Bernice Hirst, 87, LaGrange County

"Mother would go outside to do her work and she'd say, 'Now, Della, you see to it that you bake this morning.' But you know it was fun. I baked bread and cakes and pies and everything from when I was a little one."
Della Ackerman, 77, Noble County

"When I was little our washing machine was one that we had to turn the handle. It was on the back porch and my brother and I had to take turns ... Monday was wash day and Tuesday was ironing day ... Those were the irons that you had to heat on the stove."
Dora Giggy, 79, LaGrange County

"We had running water.

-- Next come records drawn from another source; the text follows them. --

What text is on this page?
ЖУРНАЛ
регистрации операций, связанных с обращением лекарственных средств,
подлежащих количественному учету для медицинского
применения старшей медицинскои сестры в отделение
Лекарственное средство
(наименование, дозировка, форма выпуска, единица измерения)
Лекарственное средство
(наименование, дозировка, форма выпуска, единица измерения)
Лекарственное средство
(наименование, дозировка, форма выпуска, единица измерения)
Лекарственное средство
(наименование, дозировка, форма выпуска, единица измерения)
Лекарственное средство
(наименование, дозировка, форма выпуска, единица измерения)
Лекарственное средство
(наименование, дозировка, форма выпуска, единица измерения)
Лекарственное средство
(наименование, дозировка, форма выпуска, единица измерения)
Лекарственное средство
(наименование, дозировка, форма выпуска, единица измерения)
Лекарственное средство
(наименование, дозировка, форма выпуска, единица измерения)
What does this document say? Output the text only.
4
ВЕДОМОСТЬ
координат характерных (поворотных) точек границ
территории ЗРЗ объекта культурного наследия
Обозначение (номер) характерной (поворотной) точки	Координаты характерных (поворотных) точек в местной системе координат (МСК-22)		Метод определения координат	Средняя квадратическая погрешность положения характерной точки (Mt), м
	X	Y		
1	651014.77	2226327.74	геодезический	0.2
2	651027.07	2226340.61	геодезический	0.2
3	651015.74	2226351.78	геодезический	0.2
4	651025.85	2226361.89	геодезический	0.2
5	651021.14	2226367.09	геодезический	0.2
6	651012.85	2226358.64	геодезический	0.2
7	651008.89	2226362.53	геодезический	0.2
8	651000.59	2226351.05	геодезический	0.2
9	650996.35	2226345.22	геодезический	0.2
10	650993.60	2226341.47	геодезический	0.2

You pumped water in a bucket and then you run with it!"
Ruth Grover, 79, Wells County

"All of us worked in the fields. We raised onions by the train carload ... It wasn't hardly fair - the men would come to the house at noon; they would feed the stock and they they would sit down while Mother and us girls had to get the lunch ready .... There wasn't any rest for us - we just had to go back to the field. Same way in the evening ..."
Bernice Esch, 70, LaGrange County

"We didn't have much leisure time when I was young. I was working all the time. Today they have too much leisure time ... I think the children would be better off if they had more responsibilities."
Opal Becker, 78, Noble County

"Can you imagine my mother washing sheets from nine beds, rubbing them by hand, then boiling them ... She would can around 1,000 quarts of fruit and vegetables a year ... She sewed for seven of us besides helping the neighbors sew. And if there was a new baby in the neighborhood she always went and stayed the first three or four days ... I always said she was 20 years younger than any daughter she had."
Bernice Esch, 70, LaGrange County

"When they talk about the good old days, forget it. I LOOK AHEAD! Absolutely."